La bibliothèque libre.
Le texte de cette page a été corrigé et est conforme au fac-similé.

théorie qu’il discute. Senior, lorsqu’il veut qu’on tienne compte de l’abstinence du capitaliste, ajoute-t-il vraiment au travail dépensé — en tant que ce travail représente une peine — les jouissances que ce travail eût pu donner ? La somme

travail + abstinence

doit-elle être entendue comme signifiant

peine dépensée + jouissances perdues ?

Non pas. Et la meilleure preuve qu’on en puisse donner, c’est que, si Senior eut voulu dire ce que lui fait dire Böhm-Bawerk, l’intérêt, rémunération de l’abstinence, eût dû être à peu de chose près égal au capital dépensé, pour n’importe quelle durée d’attente, et même pour une attente très courte.

Ce que Senior veut indiquer par ce travail dont il parle, c’est soit la peine représentée par ce travail, soit les biens qu’on eût pu avoir avec le même travail — il ne spécifie pas — ; et l’abstinence, qu’il ajoute au travail, c’est l’ennui qui résulte pour le capitaliste du retard apporté à sa consommation.
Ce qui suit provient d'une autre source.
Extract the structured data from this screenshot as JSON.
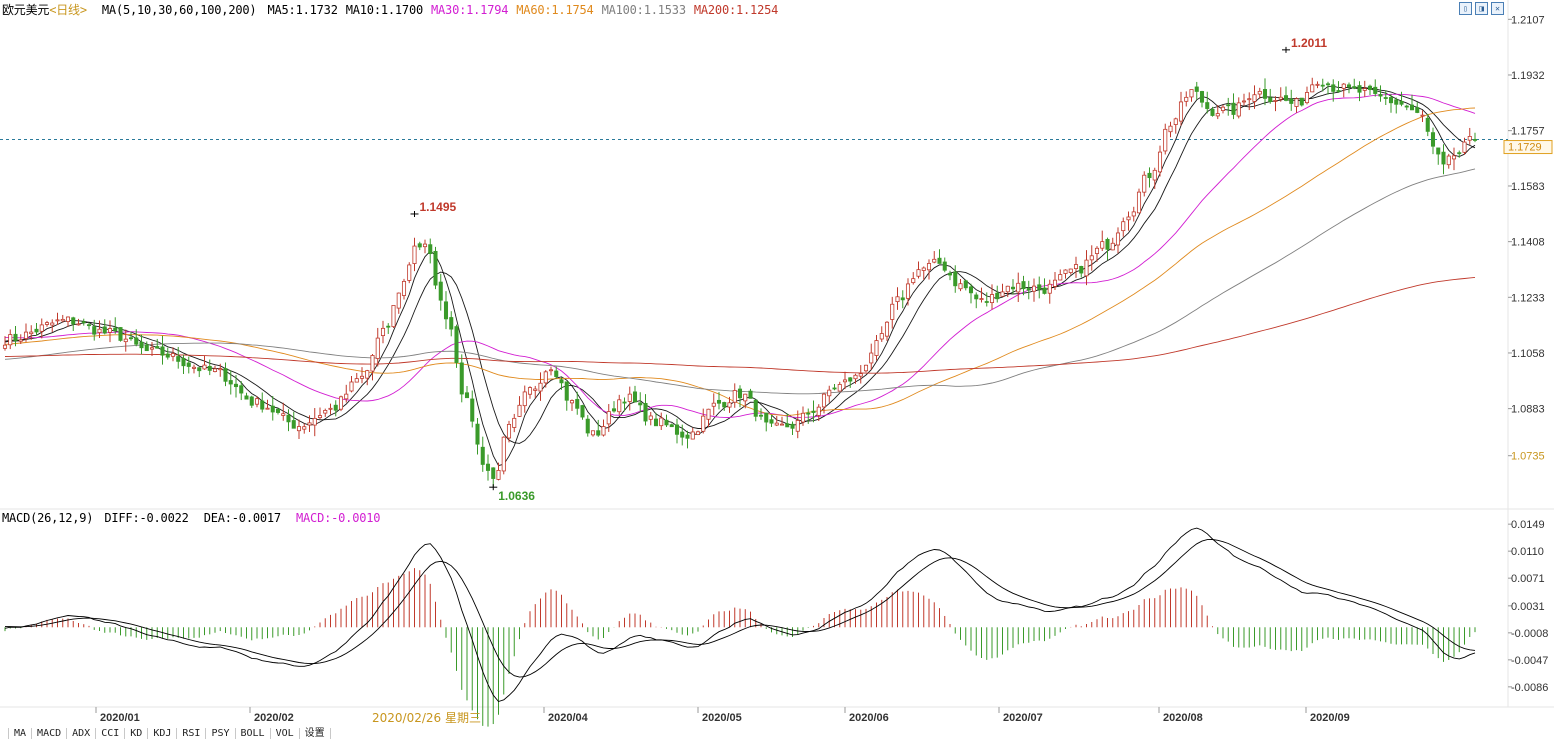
{
  "header": {
    "symbol": "欧元美元",
    "period": "<日线>",
    "ma_label": "MA(5,10,30,60,100,200)",
    "ma_values": [
      {
        "label": "MA5:1.1732",
        "color": "#000000"
      },
      {
        "label": "MA10:1.1700",
        "color": "#000000"
      },
      {
        "label": "MA30:1.1794",
        "color": "#d21ed2"
      },
      {
        "label": "MA60:1.1754",
        "color": "#e08a1e"
      },
      {
        "label": "MA100:1.1533",
        "color": "#808080"
      },
      {
        "label": "MA200:1.1254",
        "color": "#c0392b"
      }
    ]
  },
  "macd_header": {
    "label": "MACD(26,12,9)",
    "diff": "DIFF:-0.0022",
    "dea": "DEA:-0.0017",
    "macd": "MACD:-0.0010"
  },
  "hover_date": "2020/02/26 星期三",
  "bottom_tabs": [
    "MA",
    "MACD",
    "ADX",
    "CCI",
    "KD",
    "KDJ",
    "RSI",
    "PSY",
    "BOLL",
    "VOL",
    "设置"
  ],
  "chart_data": [
    {
      "type": "candlestick",
      "price_axis_ticks": [
        "1.2107",
        "1.1932",
        "1.1757",
        "1.1583",
        "1.1408",
        "1.1233",
        "1.1058",
        "1.0883",
        "1.0735"
      ],
      "price_range": [
        1.058,
        1.213
      ],
      "current_price": "1.1729",
      "annotations": [
        {
          "text": "1.1495",
          "value": 1.1495,
          "kind": "high"
        },
        {
          "text": "1.0636",
          "value": 1.0636,
          "kind": "low"
        },
        {
          "text": "1.2011",
          "value": 1.2011,
          "kind": "high"
        }
      ],
      "x_labels": [
        "2020/01",
        "2020/02",
        "2020/04",
        "2020/05",
        "2020/06",
        "2020/07",
        "2020/08",
        "2020/09"
      ],
      "anchors": [
        [
          0,
          1.11
        ],
        [
          12,
          1.116
        ],
        [
          20,
          1.112
        ],
        [
          28,
          1.106
        ],
        [
          40,
          1.1
        ],
        [
          48,
          1.09
        ],
        [
          56,
          1.083
        ],
        [
          62,
          1.088
        ],
        [
          68,
          1.098
        ],
        [
          72,
          1.112
        ],
        [
          76,
          1.128
        ],
        [
          78,
          1.14
        ],
        [
          80,
          1.139
        ],
        [
          84,
          1.118
        ],
        [
          88,
          1.09
        ],
        [
          91,
          1.072
        ],
        [
          93,
          1.066
        ],
        [
          96,
          1.082
        ],
        [
          100,
          1.094
        ],
        [
          104,
          1.102
        ],
        [
          108,
          1.09
        ],
        [
          112,
          1.08
        ],
        [
          118,
          1.092
        ],
        [
          124,
          1.084
        ],
        [
          130,
          1.08
        ],
        [
          136,
          1.09
        ],
        [
          140,
          1.093
        ],
        [
          146,
          1.082
        ],
        [
          150,
          1.083
        ],
        [
          154,
          1.088
        ],
        [
          158,
          1.095
        ],
        [
          162,
          1.098
        ],
        [
          166,
          1.108
        ],
        [
          170,
          1.122
        ],
        [
          174,
          1.132
        ],
        [
          178,
          1.134
        ],
        [
          182,
          1.127
        ],
        [
          186,
          1.122
        ],
        [
          192,
          1.127
        ],
        [
          198,
          1.126
        ],
        [
          204,
          1.132
        ],
        [
          210,
          1.14
        ],
        [
          214,
          1.15
        ],
        [
          218,
          1.162
        ],
        [
          222,
          1.178
        ],
        [
          226,
          1.188
        ],
        [
          230,
          1.182
        ],
        [
          234,
          1.182
        ],
        [
          238,
          1.188
        ],
        [
          242,
          1.186
        ],
        [
          246,
          1.184
        ],
        [
          250,
          1.192
        ],
        [
          254,
          1.189
        ],
        [
          258,
          1.188
        ],
        [
          262,
          1.186
        ],
        [
          266,
          1.184
        ],
        [
          270,
          1.18
        ],
        [
          272,
          1.17
        ],
        [
          274,
          1.164
        ],
        [
          276,
          1.168
        ],
        [
          280,
          1.173
        ]
      ],
      "series": [
        {
          "name": "MA5",
          "color": "#000000"
        },
        {
          "name": "MA10",
          "color": "#000000"
        },
        {
          "name": "MA30",
          "color": "#d21ed2"
        },
        {
          "name": "MA60",
          "color": "#e08a1e"
        },
        {
          "name": "MA100",
          "color": "#808080"
        },
        {
          "name": "MA200",
          "color": "#c0392b"
        }
      ],
      "up_color": "#c0392b",
      "down_color": "#3a9a2a"
    },
    {
      "type": "macd",
      "axis_ticks": [
        "0.0149",
        "0.0110",
        "0.0071",
        "0.0031",
        "-0.0008",
        "-0.0047",
        "-0.0086"
      ],
      "value_range": [
        -0.0105,
        0.0155
      ],
      "diff_color": "#000000",
      "dea_color": "#000000",
      "pos_color": "#c0392b",
      "neg_color": "#3a9a2a"
    }
  ]
}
Voilà ce que Senior a voulu dire ; et il faut reconnaître que sa conception a un fondement réel, puisque enfin le capitaliste qui ne percevra le produit de ses avances qu’après un temps exige souvent un produit supérieur à celui dont il se contenterait si ses dépenses devaient donner immédiatement leur rapport.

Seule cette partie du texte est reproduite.